Wow, Whiplash is amazing. I was gripped from start to finish. Teller and Simmons are great together, Teller as the sensitive guy with a dream that ends up putting the dream before everything else. I enjoyed his transformation as an introverted, solitary figure drumming in a room alone to being part of a band and yelling at Fletcher with a blood-covered face. There are a couple of developments that took me by surprise but it’s really the characters that kept me interested. It’s so tense at parts, and the climax to the film is rewarding.

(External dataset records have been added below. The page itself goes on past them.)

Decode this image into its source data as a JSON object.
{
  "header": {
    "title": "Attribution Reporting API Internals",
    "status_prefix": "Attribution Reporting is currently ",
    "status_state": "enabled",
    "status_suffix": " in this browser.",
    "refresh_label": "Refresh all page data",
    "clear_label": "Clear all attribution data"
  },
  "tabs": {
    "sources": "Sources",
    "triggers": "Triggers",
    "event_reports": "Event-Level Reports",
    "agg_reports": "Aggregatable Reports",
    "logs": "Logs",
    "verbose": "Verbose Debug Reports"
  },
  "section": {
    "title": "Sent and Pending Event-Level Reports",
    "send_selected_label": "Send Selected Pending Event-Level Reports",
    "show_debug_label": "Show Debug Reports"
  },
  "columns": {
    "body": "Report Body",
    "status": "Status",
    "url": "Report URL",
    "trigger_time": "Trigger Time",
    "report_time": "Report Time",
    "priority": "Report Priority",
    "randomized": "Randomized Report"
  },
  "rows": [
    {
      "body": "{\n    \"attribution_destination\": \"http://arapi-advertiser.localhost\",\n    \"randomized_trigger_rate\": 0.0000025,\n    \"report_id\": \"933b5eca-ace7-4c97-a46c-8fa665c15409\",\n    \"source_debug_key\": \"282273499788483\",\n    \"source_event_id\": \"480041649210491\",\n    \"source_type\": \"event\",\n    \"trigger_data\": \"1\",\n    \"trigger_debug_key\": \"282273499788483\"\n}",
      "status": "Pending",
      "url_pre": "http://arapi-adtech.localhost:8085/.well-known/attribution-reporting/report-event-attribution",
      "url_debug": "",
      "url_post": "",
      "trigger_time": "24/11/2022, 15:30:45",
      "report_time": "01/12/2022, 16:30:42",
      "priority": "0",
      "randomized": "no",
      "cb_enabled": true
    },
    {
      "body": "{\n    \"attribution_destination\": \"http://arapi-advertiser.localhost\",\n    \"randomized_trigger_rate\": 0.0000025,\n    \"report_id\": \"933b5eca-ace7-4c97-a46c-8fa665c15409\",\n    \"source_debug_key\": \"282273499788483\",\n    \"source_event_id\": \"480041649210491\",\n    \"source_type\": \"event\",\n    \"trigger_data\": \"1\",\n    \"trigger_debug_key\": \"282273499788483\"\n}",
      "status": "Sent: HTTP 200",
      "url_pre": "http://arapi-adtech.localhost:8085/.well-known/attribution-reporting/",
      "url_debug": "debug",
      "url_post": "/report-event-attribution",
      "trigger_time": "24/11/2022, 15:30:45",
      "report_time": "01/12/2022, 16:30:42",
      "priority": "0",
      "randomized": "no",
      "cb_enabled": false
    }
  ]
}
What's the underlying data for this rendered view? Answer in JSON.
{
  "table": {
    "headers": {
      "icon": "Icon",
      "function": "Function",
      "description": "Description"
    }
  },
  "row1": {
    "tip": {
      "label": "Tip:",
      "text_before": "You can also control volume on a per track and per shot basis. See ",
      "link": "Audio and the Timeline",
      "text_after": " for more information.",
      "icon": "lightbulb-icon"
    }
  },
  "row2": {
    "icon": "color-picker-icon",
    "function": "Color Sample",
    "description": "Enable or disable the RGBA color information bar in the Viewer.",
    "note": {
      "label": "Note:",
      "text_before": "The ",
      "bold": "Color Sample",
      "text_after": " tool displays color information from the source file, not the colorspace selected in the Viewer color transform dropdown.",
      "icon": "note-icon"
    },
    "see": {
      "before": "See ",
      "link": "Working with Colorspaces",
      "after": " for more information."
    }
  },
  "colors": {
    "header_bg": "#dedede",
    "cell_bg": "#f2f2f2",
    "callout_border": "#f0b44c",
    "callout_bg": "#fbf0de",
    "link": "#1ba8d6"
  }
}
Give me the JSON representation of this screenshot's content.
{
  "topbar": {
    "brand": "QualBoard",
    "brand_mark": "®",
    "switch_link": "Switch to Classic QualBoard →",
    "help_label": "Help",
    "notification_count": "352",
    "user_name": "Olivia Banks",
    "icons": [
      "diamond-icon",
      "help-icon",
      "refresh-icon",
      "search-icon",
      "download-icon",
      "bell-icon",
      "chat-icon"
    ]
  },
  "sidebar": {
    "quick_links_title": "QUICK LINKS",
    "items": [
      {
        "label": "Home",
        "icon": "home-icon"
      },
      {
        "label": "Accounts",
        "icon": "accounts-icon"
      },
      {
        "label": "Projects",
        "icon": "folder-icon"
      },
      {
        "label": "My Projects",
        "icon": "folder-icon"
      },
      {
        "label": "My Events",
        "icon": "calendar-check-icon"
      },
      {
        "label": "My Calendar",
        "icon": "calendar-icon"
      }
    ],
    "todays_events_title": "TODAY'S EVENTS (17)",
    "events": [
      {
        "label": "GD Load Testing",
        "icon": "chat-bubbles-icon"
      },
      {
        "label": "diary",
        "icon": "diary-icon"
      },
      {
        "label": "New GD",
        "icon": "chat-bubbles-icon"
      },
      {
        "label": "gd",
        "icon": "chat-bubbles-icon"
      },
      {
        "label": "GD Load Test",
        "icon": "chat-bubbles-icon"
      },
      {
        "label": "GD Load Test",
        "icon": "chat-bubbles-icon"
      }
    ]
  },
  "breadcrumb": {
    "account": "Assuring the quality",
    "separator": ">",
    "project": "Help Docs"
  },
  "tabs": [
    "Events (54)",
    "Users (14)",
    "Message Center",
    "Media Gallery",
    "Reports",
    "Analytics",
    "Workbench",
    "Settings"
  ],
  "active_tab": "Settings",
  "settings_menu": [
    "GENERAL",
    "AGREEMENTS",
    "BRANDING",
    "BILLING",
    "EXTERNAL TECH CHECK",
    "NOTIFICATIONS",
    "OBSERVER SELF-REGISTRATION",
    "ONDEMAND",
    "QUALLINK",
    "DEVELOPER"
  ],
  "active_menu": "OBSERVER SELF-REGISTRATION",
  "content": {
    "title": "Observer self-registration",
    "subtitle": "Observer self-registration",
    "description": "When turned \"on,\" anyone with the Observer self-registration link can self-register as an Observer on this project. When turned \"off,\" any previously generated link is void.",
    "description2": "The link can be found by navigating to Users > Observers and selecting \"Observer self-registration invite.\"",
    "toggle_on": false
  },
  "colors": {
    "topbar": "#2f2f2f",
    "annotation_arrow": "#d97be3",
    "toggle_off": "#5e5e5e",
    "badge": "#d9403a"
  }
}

The concept of greatness is one that a lot of us can share, especially creative types. Fletcher’s philosophy of pushing students seems abhorrent at first but once he explains why there’s actually some understanding, although he’s still a bit of an asshole. There were brief glimpses given to Andrew’s relationship with his father (Reiser) and other members of his family. the family scene was brief but effective, although I felt it was a little clichéd to have the family be as obnoxious as they are. The other aspect of the film is the relationship with Nicole (Benoist). This is merely a plot device so it doesn’t have the emotional impact that I think the director hoped it would, but it highlights the change in Andrew’s personality and shows how far he’s willing to push himself to be great.
It’s a rewarding film that is completely engrossing and engaging. As I said before the climax is great, with the two characters warring on the stage. Andrew’s face is contorted into a near-orgasmic state while Fletcher stands over him, always controlling. A really taut, tense film, and I don’t think I’ll ever look at drumming the same way again.